La très récente construction de monuments et de musées consacrés à la Shoah traduit une prise de conscience tardive de la part des Pays-Bas. Et une mémoire difficilement assumée.
Il y a quelque chose d’impudent dans cette immense plaine boueuse et noyée par la pluie. Les lieux imposent à chacun de rester silencieux. Non pas pour honorer la mémoire des milliers de personnes internées et décédées dans ce camp de concentration, mais pour ne pas perturber le travail du radiotélescope de synthèse, installé ici en 1967. Ses immenses antennes déployées sur le terrain sont sensibles aux bruits et aux interférences. Le public ne peut donc accéder à Westerbork, l’ancien camp de transit nazi, qu’à pied ou à vélo, ou en navette.
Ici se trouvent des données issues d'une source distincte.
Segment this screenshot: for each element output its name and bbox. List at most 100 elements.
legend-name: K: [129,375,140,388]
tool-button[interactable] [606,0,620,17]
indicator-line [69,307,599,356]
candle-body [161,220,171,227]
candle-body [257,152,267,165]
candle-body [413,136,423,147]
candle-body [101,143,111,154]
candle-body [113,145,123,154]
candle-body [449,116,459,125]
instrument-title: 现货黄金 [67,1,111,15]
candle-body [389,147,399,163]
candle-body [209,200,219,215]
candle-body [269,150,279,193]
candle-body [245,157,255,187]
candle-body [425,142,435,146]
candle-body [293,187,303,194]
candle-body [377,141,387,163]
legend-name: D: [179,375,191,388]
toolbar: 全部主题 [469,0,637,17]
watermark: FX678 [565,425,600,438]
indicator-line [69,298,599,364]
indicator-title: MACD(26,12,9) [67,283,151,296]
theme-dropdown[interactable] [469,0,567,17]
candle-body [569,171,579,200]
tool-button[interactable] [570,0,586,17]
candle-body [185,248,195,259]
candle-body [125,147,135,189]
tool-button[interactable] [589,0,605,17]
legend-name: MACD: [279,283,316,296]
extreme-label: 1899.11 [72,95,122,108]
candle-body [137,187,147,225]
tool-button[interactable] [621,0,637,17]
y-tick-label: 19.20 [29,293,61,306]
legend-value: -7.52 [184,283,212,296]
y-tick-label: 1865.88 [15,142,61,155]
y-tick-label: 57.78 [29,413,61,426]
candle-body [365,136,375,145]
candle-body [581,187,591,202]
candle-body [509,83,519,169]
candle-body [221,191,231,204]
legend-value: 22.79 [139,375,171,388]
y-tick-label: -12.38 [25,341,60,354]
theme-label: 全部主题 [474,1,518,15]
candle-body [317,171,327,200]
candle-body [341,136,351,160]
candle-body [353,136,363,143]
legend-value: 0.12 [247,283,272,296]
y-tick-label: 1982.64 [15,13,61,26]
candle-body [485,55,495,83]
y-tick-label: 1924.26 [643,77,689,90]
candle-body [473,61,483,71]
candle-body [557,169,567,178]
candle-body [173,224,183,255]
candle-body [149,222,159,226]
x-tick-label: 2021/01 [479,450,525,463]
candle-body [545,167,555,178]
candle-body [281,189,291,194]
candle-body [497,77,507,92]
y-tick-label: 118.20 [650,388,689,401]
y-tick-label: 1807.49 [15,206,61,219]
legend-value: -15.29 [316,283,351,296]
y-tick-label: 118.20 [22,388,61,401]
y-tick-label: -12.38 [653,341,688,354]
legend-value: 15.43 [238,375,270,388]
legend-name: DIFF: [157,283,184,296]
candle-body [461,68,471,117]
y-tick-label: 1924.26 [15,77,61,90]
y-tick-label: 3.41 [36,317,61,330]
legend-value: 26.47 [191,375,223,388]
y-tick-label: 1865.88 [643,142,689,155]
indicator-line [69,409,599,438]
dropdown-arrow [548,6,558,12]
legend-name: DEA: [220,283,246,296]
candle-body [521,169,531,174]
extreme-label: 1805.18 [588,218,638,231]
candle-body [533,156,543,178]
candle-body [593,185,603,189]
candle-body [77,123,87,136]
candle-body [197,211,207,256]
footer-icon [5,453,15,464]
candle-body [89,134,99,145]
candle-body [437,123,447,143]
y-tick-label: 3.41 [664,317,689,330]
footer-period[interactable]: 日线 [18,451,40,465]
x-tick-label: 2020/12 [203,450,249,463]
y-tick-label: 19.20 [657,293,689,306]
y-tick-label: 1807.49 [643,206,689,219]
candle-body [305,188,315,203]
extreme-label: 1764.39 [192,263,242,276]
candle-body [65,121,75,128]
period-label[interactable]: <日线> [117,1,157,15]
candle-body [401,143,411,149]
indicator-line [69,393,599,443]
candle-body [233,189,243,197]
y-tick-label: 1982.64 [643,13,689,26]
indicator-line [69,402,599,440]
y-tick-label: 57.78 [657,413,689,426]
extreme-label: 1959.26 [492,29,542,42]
Ces antennes de 25 mètres de haut sont disposées à l’endroit même où 107 000 personnes ont été emprisonnées entre 1941 et 1944. Ces installations devant être placées dans un endroit sans aucun habitant, tous les bâtiments situés dans un rayon de 2 kilomètres ont été démolis. Un bon prétexte pour le gouvernement néerlandais, qui a donc démantelé le camp au début des années 60 et ainsi effacé les traces de la Shoah.
Benjamin Asscher a fêté son dix-huitième anniversaire dans ce camp, en 1943. Son fils Maarten qui se tient près de la seule baraque en bois vert encore sur pieds, concède n’avoir « jamais osé lui demander s’il avait soufflé une bougie, ou reçu un cadeau ». Son père n’en parlait pas. Miraculeusement échappé de Westerbork avec sa famille, Benjamin a ensuite longtemps gardé le silence.
La grande absente
Mais Maarten n’en a pas appris davantage sur la Shoah à l’école. L’histoire contemporaine n’a été intégrée au programme scolaire néerlandais que dans les années 60. « La Seconde Guerre mondiale et l’Holocauste sont devenus des sujets d’enseignement à ce moment-là, explique Susan Hogervorst, maîtresse de conférence en histoire culturelle à l’Open University Netherlands. Mais le terme Holocauste n’était évidemment pas encore utilisé, et les modalités d’enseignement de ce sujet dépendaient fortement de chaque enseignant ».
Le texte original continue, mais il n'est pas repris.